Teaching a Small Model to Write Flutter UI Code with RL
A pipeline using GRPO + CLIP rewards to improve screenshot-to-Flutter code generation with Qwen3-VL-8B, trained on a single A100 for under $50.
A pipeline that takes a mobile UI screenshot as input and generates Flutter widget code that visually recreates it — trained with reinforcement learning on a single A100 GPU for under $50.
Two measurable objectives:
- Render success rate — does the generated code compile and render without errors?
- Visual similarity — does the rendered output look like the original screenshot?
Method
Base Model: Qwen3-VL-8B-Instruct with QLoRA fine-tuning — 4-bit NF4 quantization reduces ~18GB weights to ~5GB, with a LoRA adapter of ~175M trainable parameters (~1.95% of total). Only the adapter is updated; the base model stays frozen.
Reward Design — verifiable rewards based on deterministic signals, no LLM judge in the training loop:
- Visual similarity (weight 0.8): render generated code via Flutter’s golden test framework → compute CLIP cosine similarity against the original screenshot
- Format check (weight 0.2): regex-based verification of imports, class definition, and
build()method structure
Training Algorithm: GRPO (Group Relative Policy Optimization) via HuggingFace TRL — samples G=4 completions per prompt, updates the model to prefer completions above the group average.

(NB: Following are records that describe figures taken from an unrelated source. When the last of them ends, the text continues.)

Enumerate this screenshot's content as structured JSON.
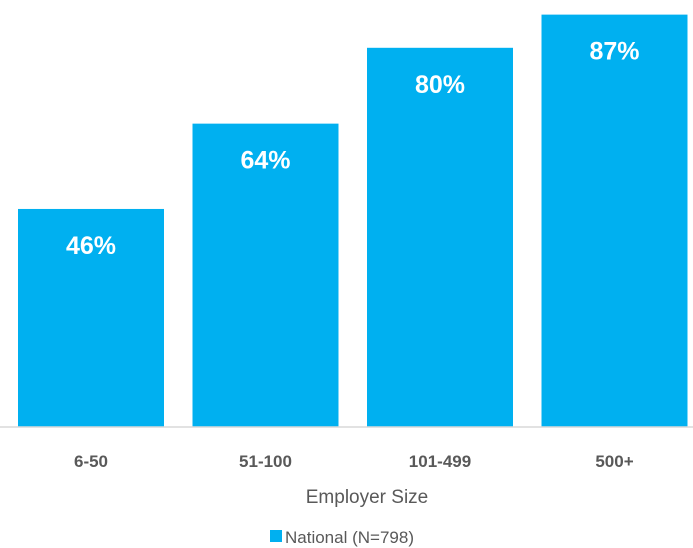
{
  "chart_data": {
    "type": "bar",
    "title": "",
    "categories": [
      "6-50",
      "51-100",
      "101-499",
      "500+"
    ],
    "series": [
      {
        "name": "National (N=798)",
        "values": [
          46,
          64,
          80,
          87
        ],
        "value_labels": [
          "46%",
          "64%",
          "80%",
          "87%"
        ],
        "color": "#00B0F0"
      }
    ],
    "xlabel": "Employer Size",
    "ylabel": "",
    "ylim": [
      0,
      100
    ],
    "grid": false,
    "legend": "bottom-center",
    "axis_color": "#D9D9D9",
    "text_color": "#595959"
  }
}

No separate value model required.
Key hyperparameters: num_generations: 4, kl_beta: 0.1, lora_rank: 64, lora_alpha: 128, max_completion_length: 2048. Trained directly with GRPO without SFT warm-up, hence the higher KL penalty.
Dataset: 160 easy-difficulty mobile UI screenshots from a real-world app dataset; eval set of 100 screens across easy/medium/hard difficulties.
Results
| Checkpoint | Render Rate | CLIP Similarity | Combined Score |
|---|---|---|---|
| Base model | 64.0% | 0.548 | 0.638 |
| checkpoint-400 | 64.0% | 0.549 | 0.639 |
| checkpoint-480 (final) | 67.0% | 0.576 | 0.661 |
Structured UI patterns improved significantly:
| Screen Type | Render Δ | CLIP Δ |
|---|---|---|
| menu | +25.0pp | +0.221 |
| login | +16.7pp | +0.148 |
| list | +11.1pp | +0.091 |
| modal | +9.1pp | +0.086 |
| form | -10.0pp | -0.087 |
Key finding: training only on easy samples improved hard-difficulty screens at checkpoint-400 (+20pp render rate, +0.169 CLIP), suggesting the model learned generalizable Flutter code structure rather than memorizing easy patterns.
Infrastructure
| Component | Choice | Cost |
|---|---|---|
| GPU | RunPod A100 SXM 80GB | $1.49/hr |
| Training time | ~10 hours | ~$15 |
| Total spend | ~$20–25 |
Lessons Learned
Verifiable rewards are worth the engineering cost — no API costs, fast iteration, and reward signals that can’t be gamed by surface-level pattern matching.
CLIP as a reward is surprisingly effective — even without pixel-perfect matching, CLIP similarity pushes the model toward outputs that capture layout structure, color scheme, and component hierarchy.
Cold-start GRPO works, but needs a higher KL penalty — kl_beta: 0.1 (vs typical 0.04 post-SFT) kept training stable without a warm-up stage.